La cheminée traditionnelle ne pourra plus bientôt être utilisée. En effet, un arrêté préfectoral prévoit l’interdiction de l’usage des cheminées à foyer ouvert en Île-de-France d’ici à 2015.

Le chauffage au bois plus polluants que le Diesel

Si bon nombre de foyers ne le savent pas, il convient de noter que les cheminées polluent massivement l’air intérieur et extérieur. Dans un rapport paru en novembre 2012 sur l’évaluation des émissions et concentrations de polluants atmosphériques à l’horizon 2020 en Île-de-France, Airparif indique que « les émissions de polluants atmosphériques du secteur résidentiel issues de l'usage de chauffage au bois comme source de chaleur principale ou d’appoint » sont « le plus grand contributeur aux émissions de PM2,5 (particules fines de diamètre inférieur à 2,5 micromètres)» avec 4.100 tonnes par an. Ce qui correspond à plus d’un tiers des émissions en région Île-de-France. En effet, les cheminées émettent plus de 4.200 tonnes de particules fines de diamètre inférieur à 10 micromètres, soit le quart des émissions régionales.

Risques cardio-pulmonaires et exacerbation de l’asthme à cause du chauffage au bois

L’Airparif a également imaginé divers scénarios de consommation de chauffage au bois, ce qui les a confortés dans l’idée d’interdire définitivement l’usage des cheminées à foyer ouvert en Île-de-France. De plus, ils imposent aux particuliers de remplacer les anciennes cheminées par des modèles plus performants, ce qui aurait pour effet de réduire de 50 % à 61 % les émissions de particules fines.

Cette nouvelle mesure impose alors aux 125.000 propriétaires franciliens de cheminées à foyer ouvert de remplacer les cheminées par des inserts ou des poêles à bois. Cela devrait améliorer de manière considérable la santé des habitants de la région. Isabelle Momas, de l’université Paris Descartes, avançait dans un communiqué paru en 2012 que « Les études écologiques relient les concentrations ambiantes quotidiennes en PM10 ou PM2,5, et les effectifs journaliers de décès cardio-pulmonaires et d’admissions hospitalières aux urgences. Les études individuelles associent exposition aux particules et exacerbation voire survenue d’asthme, de symptômes respiratoires et réduction des performances ventilatoires ». Toutefois, Hélène Gassin, vice-présidente (EELV) du conseil régional d’Île-de-France, rappelle qu’« il ne faudrait pas se focaliser sur la chasse aux foyers ouverts et laisser les particules de bois cacher la forêt du diesel ».

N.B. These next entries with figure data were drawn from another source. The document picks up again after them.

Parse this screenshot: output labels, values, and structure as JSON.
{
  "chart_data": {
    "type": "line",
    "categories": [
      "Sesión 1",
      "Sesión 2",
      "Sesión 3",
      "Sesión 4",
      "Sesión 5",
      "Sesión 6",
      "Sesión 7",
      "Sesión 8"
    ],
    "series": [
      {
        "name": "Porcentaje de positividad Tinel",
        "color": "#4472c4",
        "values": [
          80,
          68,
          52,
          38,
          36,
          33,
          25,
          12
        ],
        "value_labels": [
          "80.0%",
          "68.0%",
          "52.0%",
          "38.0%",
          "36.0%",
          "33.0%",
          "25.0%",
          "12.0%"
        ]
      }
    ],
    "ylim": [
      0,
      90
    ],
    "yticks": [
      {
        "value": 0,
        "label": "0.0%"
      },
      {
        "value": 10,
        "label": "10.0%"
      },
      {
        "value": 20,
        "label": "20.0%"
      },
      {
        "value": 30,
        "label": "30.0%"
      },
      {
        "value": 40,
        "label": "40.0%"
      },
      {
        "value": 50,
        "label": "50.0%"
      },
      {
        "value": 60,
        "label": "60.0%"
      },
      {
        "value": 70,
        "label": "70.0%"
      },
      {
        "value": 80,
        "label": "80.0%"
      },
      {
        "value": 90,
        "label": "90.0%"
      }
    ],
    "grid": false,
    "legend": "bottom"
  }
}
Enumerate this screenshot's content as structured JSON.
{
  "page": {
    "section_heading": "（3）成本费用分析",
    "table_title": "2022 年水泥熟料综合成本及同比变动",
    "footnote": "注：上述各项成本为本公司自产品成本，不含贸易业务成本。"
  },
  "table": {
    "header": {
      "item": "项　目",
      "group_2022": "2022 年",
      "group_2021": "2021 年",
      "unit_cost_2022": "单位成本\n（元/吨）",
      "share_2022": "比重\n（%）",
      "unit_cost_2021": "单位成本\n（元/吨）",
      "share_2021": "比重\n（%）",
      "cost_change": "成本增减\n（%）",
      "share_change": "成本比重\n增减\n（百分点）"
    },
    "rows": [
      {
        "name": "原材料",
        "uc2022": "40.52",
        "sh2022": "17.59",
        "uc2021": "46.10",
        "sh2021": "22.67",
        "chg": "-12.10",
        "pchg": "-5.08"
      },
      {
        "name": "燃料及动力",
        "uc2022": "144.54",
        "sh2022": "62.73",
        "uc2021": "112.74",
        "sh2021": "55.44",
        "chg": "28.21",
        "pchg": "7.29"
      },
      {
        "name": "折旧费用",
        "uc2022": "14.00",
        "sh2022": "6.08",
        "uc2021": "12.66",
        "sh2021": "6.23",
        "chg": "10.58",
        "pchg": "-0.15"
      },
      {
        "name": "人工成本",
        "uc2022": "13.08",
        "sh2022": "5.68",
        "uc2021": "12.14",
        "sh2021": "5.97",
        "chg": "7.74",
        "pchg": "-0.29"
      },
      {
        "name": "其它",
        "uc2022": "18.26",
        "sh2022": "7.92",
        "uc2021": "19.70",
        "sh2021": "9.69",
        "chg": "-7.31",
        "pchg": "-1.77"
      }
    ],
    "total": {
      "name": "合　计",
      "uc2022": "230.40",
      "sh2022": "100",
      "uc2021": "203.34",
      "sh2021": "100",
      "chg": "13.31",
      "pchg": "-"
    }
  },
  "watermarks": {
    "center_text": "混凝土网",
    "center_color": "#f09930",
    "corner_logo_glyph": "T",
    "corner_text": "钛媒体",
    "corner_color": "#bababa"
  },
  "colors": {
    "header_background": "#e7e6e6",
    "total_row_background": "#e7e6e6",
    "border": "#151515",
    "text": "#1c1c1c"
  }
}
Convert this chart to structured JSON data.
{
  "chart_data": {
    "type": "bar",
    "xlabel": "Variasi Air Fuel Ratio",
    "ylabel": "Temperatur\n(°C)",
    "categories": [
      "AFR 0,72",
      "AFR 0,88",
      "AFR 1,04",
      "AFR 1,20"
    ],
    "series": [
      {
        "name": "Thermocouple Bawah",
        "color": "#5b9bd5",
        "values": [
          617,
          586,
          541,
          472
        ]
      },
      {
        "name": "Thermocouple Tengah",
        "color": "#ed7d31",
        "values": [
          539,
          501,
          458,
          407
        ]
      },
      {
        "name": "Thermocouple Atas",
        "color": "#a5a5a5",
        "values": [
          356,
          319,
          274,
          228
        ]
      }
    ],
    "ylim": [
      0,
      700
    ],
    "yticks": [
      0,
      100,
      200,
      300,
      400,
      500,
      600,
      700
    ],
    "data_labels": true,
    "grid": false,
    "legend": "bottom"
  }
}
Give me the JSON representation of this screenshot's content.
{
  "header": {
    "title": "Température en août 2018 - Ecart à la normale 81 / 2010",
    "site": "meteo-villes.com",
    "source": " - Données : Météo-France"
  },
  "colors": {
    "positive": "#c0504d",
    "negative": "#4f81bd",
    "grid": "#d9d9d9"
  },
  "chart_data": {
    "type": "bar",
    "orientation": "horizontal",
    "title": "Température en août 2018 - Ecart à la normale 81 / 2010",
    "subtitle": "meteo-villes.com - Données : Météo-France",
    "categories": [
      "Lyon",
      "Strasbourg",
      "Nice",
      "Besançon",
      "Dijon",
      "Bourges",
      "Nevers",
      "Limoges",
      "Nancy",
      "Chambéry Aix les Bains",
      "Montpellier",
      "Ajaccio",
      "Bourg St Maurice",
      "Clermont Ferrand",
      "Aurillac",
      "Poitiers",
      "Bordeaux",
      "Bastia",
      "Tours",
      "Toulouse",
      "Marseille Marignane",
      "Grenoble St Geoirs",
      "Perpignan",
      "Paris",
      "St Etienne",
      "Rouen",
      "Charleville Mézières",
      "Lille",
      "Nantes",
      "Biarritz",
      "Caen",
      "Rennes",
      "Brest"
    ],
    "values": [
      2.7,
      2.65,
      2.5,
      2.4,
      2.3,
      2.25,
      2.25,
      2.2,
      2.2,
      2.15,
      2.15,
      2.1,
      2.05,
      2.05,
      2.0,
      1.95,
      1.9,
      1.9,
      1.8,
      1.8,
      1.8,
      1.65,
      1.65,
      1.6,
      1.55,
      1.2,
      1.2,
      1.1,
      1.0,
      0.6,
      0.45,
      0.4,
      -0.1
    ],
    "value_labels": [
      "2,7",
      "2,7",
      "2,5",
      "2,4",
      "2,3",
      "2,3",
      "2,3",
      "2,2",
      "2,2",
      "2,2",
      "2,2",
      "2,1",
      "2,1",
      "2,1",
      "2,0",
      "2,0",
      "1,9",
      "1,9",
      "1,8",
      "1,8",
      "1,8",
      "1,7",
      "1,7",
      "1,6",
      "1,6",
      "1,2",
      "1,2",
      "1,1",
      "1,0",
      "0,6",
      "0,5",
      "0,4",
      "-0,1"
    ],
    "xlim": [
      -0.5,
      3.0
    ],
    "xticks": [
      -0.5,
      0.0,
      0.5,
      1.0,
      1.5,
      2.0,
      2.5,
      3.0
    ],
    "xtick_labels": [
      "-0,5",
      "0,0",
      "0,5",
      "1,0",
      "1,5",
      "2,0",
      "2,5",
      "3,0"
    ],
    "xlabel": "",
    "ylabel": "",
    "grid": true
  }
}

Des énergies renouvelables, mais des particules très nocives

À partir de 2015, les feux de cheminée à foyer ouvert devraient alors être interdits en Île-de-France. Martial Saddier, député UMP de Haute-Savoie et président du Conseil national de l’air, a notamment déclaré que la mesure doit être appliqué si l’on souhaite assainir l’air que l’on respire.

Et s’il a été avancé que les émissions dégagées par les cheminées étaient plus nocives que le diesel, cela tient tout particulièrement aux particules fines qu’elles diffusent et qui sont responsables de diverses affections dont l’asthme, des troubles respiratoires et de nombreuses allergies. D’ailleurs, une étude de l’Organisation mondiale de la santé (OMS) parue en 2012 a avancé que ces particules étaient responsables de plus de 42.000 décès chaque année en France. En effet, elles émettent des concentrations quatre à cinq fois supérieures aux normes de particules nocives comme le benzène, le monoxyde de carbone ou encore le dioxyde d’azote.

Il faut tout de même rappeler que de nombreuses alternatives au chauffage au bois existent. L'installation d'une chaudière à condensation ou d'une chaudière basse température peut permettre de réaliser de grandes économies d'énergie tout en évitant les problèmes de santé.